Figure 12 shows the relationship of information conveyed by the temporal characteristics (left) or the spike count (right) to lick coherence. Only those cells with a significant lick coherence score and significant information conveyed about taste quality were shown. As expected from Fig. 12, the overall amount of information conveyed about taste is higher when temporal pattern is considered (Fig. 12, left) than when it is not (Fig. 12, right; Wilcoxon rank-sum test, P < 0.0001). There was a weak but significant correlation of both Hcount (r = 0.16; P = 0.0213) and Hmax (r = 0.21; P = 0.0014) with lick coherence. Notably, taste cells are intermingled with nontaste cells along both dimensions. Thus taste and nontaste cells vary widely in their coherence with licking and the information that they convey about taste quality, and coherence with licking is only a weak predictor of the amount of information that can be conveyed by the taste-evoked spike train.

Fig. 12.

Fig. 12.

Plot of information about taste quality conveyed by rate and temporal coding (left) and by spike count alone (right; Ho) vs. lick coherence. Only cells with significant lick coherence and significant information (Hmax > Hshuffled; see materials and methods, Temporal coding) are included.

Histology

Histological results were obtained from 46 of 95 animals. Of these, electrode placement ranged from 11.4 to 12.72 mm posterior to bregma. The median coordinates were 12.12 mm posterior to bregma, 1.8 mm lateral to the midline, and 8 mm ventral to bregma. Lesions were located throughout the NTS with 17 in the medial NTS, 8 in the intermediate-medial NTS, 1 in the dorsal-medial NTS, 6 in the lateral NTS, 6 in the ventral NTS, 3 in the ventral-lateral NTS, 2 lateral to the NTS, 2 medial to the NTS, and 1 ventral to the NTS. The positions of 230 neurons were reconstructed: 29.6% (n = 68) were classified as taste responsive by the firing rate criteria discussed above, and 71.7% (n = 165) were lick related. These were not mutually exclusive qualities. In the ventral NTS, only 2 of 16 (12.5%) were taste responsive. A high proportion of lick-related cells (81.1%; n = 77 of 95) were located in the medial NTS. No other distinctions could be made between neurons recorded between the different subsections of the NTS.

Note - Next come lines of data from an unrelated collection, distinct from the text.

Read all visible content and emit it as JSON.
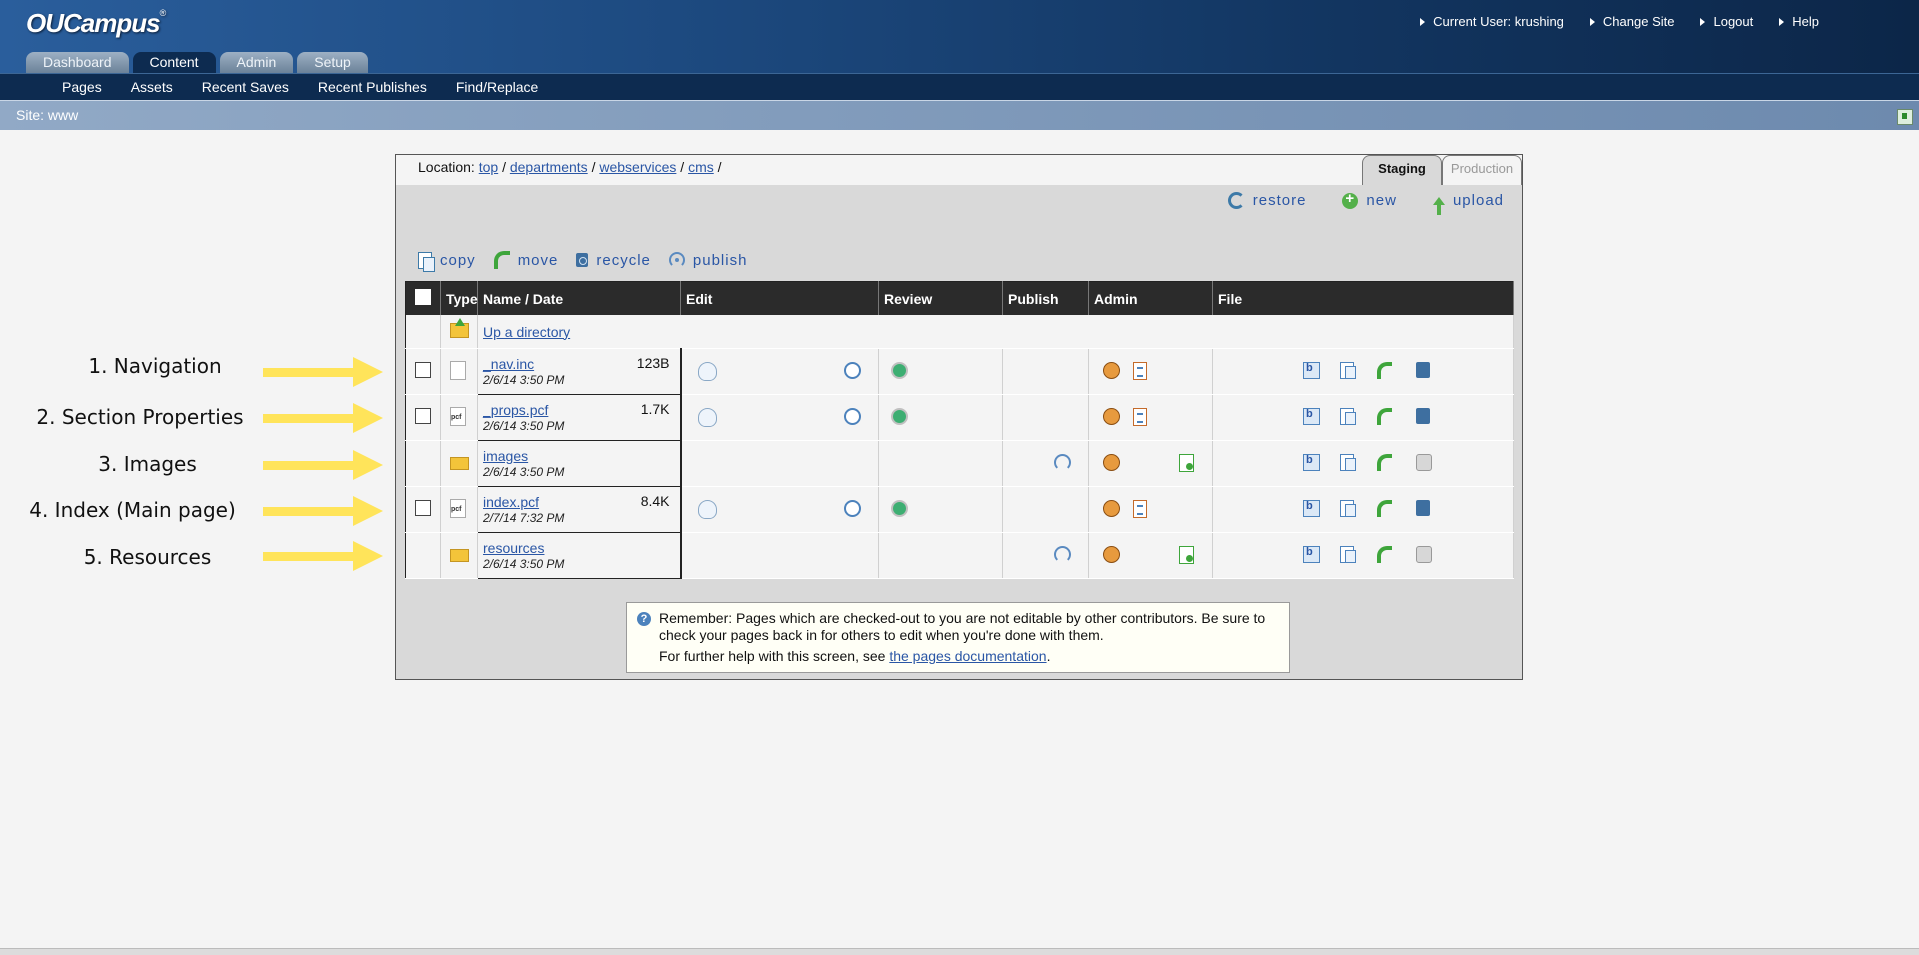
{
  "app": {
    "logo": "OUCampus",
    "logo_mark": "®",
    "user_links": [
      "Current User: krushing",
      "Change Site",
      "Logout",
      "Help"
    ],
    "main_tabs": [
      "Dashboard",
      "Content",
      "Admin",
      "Setup"
    ],
    "active_tab": "Content",
    "subnav": [
      "Pages",
      "Assets",
      "Recent Saves",
      "Recent Publishes",
      "Find/Replace"
    ],
    "site_label": "Site: www"
  },
  "annotations": [
    "1. Navigation",
    "2. Section Properties",
    "3. Images",
    "4. Index (Main page)",
    "5. Resources"
  ],
  "colors": {
    "annotation_arrow": "#ffe45a",
    "header_dark": "#0d2b50",
    "link": "#2a56a5"
  },
  "location": {
    "label": "Location:",
    "crumbs": [
      "top",
      "departments",
      "webservices",
      "cms"
    ]
  },
  "env_tabs": [
    "Staging",
    "Production"
  ],
  "top_actions": {
    "restore": "restore",
    "new": "new",
    "upload": "upload"
  },
  "bulk_actions": {
    "copy": "copy",
    "move": "move",
    "recycle": "recycle",
    "publish": "publish"
  },
  "table": {
    "headers": {
      "type": "Type",
      "name": "Name / Date",
      "edit": "Edit",
      "review": "Review",
      "publish": "Publish",
      "admin": "Admin",
      "file": "File"
    },
    "up_directory": "Up a directory",
    "rows": [
      {
        "name": "_nav.inc",
        "date": "2/6/14 3:50 PM",
        "size": "123B",
        "kind": "file"
      },
      {
        "name": "_props.pcf",
        "date": "2/6/14 3:50 PM",
        "size": "1.7K",
        "kind": "pcf"
      },
      {
        "name": "images",
        "date": "2/6/14 3:50 PM",
        "size": "",
        "kind": "folder"
      },
      {
        "name": "index.pcf",
        "date": "2/7/14 7:32 PM",
        "size": "8.4K",
        "kind": "pcf"
      },
      {
        "name": "resources",
        "date": "2/6/14 3:50 PM",
        "size": "",
        "kind": "folder"
      }
    ]
  },
  "notice": {
    "text": "Remember: Pages which are checked-out to you are not editable by other contributors. Be sure to check your pages back in for others to edit when you're done with them.",
    "help_prefix": "For further help with this screen, see ",
    "help_link": "the pages documentation",
    "help_suffix": "."
  },
  "icons": [
    "restore-icon",
    "new-icon",
    "upload-icon",
    "copy-icon",
    "move-icon",
    "recycle-icon",
    "publish-icon",
    "lightbulb-icon",
    "clock-icon",
    "review-icon",
    "admin-user-icon",
    "log-icon",
    "new-page-icon",
    "rename-icon",
    "locked-icon",
    "info-icon"
  ]
}
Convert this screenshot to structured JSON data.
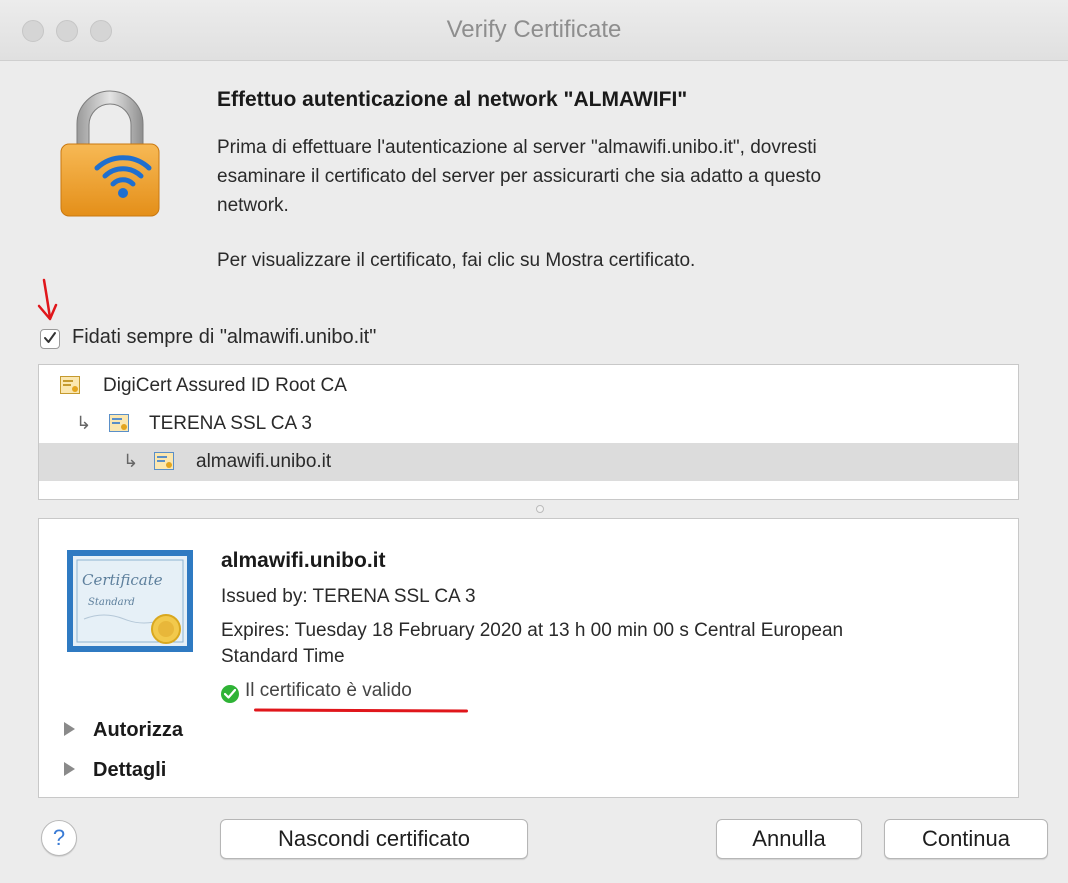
{
  "window": {
    "title": "Verify Certificate"
  },
  "header": {
    "heading": "Effettuo autenticazione al network \"ALMAWIFI\"",
    "paragraph_lines": [
      "Prima di effettuare l'autenticazione al server \"almawifi.unibo.it\", dovresti",
      "esaminare il certificato del server per assicurarti che sia adatto a questo",
      "network."
    ],
    "instruction": "Per visualizzare il certificato, fai clic su Mostra certificato.",
    "icon": "lock-wifi-icon"
  },
  "trust": {
    "checked": true,
    "label": "Fidati sempre di \"almawifi.unibo.it\"",
    "annotation_color": "#e0161b"
  },
  "chain": {
    "items": [
      {
        "label": "DigiCert Assured ID Root CA",
        "icon": "certificate-icon"
      },
      {
        "label": "TERENA SSL CA 3",
        "icon": "certificate-icon"
      },
      {
        "label": "almawifi.unibo.it",
        "icon": "certificate-icon",
        "selected": true
      }
    ]
  },
  "details": {
    "name": "almawifi.unibo.it",
    "issued_by": "Issued by: TERENA SSL CA 3",
    "expires_line1": "Expires: Tuesday 18 February 2020 at 13 h 00 min 00 s Central European",
    "expires_line2": "Standard Time",
    "status": "Il certificato è valido",
    "status_color": "#2fb336",
    "sections": [
      "Autorizza",
      "Dettagli"
    ],
    "cert_image_text": [
      "Certificate",
      "Standard"
    ]
  },
  "buttons": {
    "help": "?",
    "hide_certificate": "Nascondi certificato",
    "cancel": "Annulla",
    "continue": "Continua"
  }
}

In addition to the animals with available histology, there were 12 rats in which a taste-responsive cell was recorded along with a lick-related or anti-lick cell. This accounted for 25 additional cells.

DISCUSSION

Although the NTS is generally regarded as a relay nucleus for taste, our results show that most neurons show firing patterns that are related to licking. Our second main finding is that most cells, including those whose activity is strongly correlated with licking, have firing patterns that convey information about taste quality, but only a minority of these do so via a simple change in firing rate for specific tastants. We also found that although one may classify cells into categories of taste responsive or not, and lick related or not, quantitative measures (e.g., measures of information conveyed, measures of lick coherence) show a continuum of behavior along both axes. Although there are purely taste-responsive cells with little to no lick coherence at one extreme and purely lick-related cells with no taste responsiveness at the other (Roussin et al. 2012), all combinations are present. Collectively, these observations suggest that the NTS may integrate information from both the taste and the motor activity that is evoked by food.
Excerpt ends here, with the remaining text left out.